Il fronte più acceso è stato sicuramente quello delle notizie false. Sfruttando la caratteristiche principali dei social, la condivisione, le fake news vengono abbellite, integrate e propagate da utenti ignari della verità. Pertanto le fake news possono dare origine a vere e proprie “Catene di Sant’Antonio”, che danneggiano il sistema generale dell’informazione. Per combattere questo fenomeno il presidente del convegno, Andrea Ceccherini, ha annunciato il lancio di una nuova iniziativa, “A caccia di bufale”. Il progetto è rivolto agli studenti in età liceale e ha l’obiettivo di creare in età verde la sensibilizzazione verso un modello di informazione senza filtri e storture. Questo insieme alle azioni degli stessi social, che si sono mossi nell’ultimo anno, sia per loro conto, sia cercando la collaborazione della loro stessa utenza. Al dibattito sul tema hanno dato il loro contributo anche i direttori di quotidiani importanti d’oltreoceano, Mark Thompson del Wall Street Journal e Martin Baron del Washington Post. Pur non negando il fenomeno, i giornalisti hanno rivendicato l’importanza della professionalità come mezzo per far trionfare la verità fattuale. Tutto giusto, ma in Italia il ruolo dei cronisti viene messo forse troppo spesso in discussione. Polemiche che contribuiscono all’alimentarsi delle fake news, a dispetto di erronee considerazioni su un ruolo attivo dei giornalisti nella costruzione delle stesse.
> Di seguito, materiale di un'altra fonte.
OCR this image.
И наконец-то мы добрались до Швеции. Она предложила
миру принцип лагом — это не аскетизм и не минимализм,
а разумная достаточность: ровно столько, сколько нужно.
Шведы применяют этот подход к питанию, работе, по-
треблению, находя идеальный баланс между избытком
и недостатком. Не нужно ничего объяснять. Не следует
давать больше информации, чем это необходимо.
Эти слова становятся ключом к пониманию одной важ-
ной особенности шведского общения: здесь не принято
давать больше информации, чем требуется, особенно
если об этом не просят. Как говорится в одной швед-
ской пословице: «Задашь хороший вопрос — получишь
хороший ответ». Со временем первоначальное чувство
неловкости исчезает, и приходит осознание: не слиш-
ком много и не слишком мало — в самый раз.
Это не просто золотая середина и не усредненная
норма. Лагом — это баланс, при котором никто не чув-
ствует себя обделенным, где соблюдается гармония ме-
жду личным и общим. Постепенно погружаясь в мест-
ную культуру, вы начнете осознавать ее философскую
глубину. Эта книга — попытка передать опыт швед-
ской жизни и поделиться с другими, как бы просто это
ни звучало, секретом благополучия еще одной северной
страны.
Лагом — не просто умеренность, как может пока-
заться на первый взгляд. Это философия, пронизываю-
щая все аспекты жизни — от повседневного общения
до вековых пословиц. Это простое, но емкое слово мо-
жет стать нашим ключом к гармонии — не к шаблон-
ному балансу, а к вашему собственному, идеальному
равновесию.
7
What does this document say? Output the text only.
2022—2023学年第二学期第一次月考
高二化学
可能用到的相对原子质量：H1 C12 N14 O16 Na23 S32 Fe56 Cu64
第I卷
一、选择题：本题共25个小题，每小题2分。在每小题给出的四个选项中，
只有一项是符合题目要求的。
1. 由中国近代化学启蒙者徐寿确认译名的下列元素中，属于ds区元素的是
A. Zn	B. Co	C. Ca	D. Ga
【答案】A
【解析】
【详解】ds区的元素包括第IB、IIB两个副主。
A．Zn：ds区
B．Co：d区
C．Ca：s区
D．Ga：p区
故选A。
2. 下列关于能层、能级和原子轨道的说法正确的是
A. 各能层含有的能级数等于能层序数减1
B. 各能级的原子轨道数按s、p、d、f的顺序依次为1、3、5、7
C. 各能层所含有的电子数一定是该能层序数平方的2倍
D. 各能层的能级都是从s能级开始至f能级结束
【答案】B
Infine gli stessi direttori americani hanno sottolineato l’importanza del digitale nell’evoluzione dell’informazione. In America il 38% dei ricavi deriva dal digitale, a fronte del 62% assicurato agli editori dalla carta stampata. Gli analisti assicurano che nel giro di pochi anni avverrà il sorpasso. Al momento in Italia, in base ad una recente indagine Agcom, esiste una bipartizione dei modelli di business: la maggior parte delle testate si finanzia con la pubblicità; altre offrono i loro contenuti specializzati a una clientela professionale. Non esiste alcuna offerta capace di stimolare i consumatori a pagare contenuti informativi di tipo generalista. Le testate generaliste, pertanto, utilizzano criteri ideologici e geografici per arrivare alla differenziazione del prodotto informativo.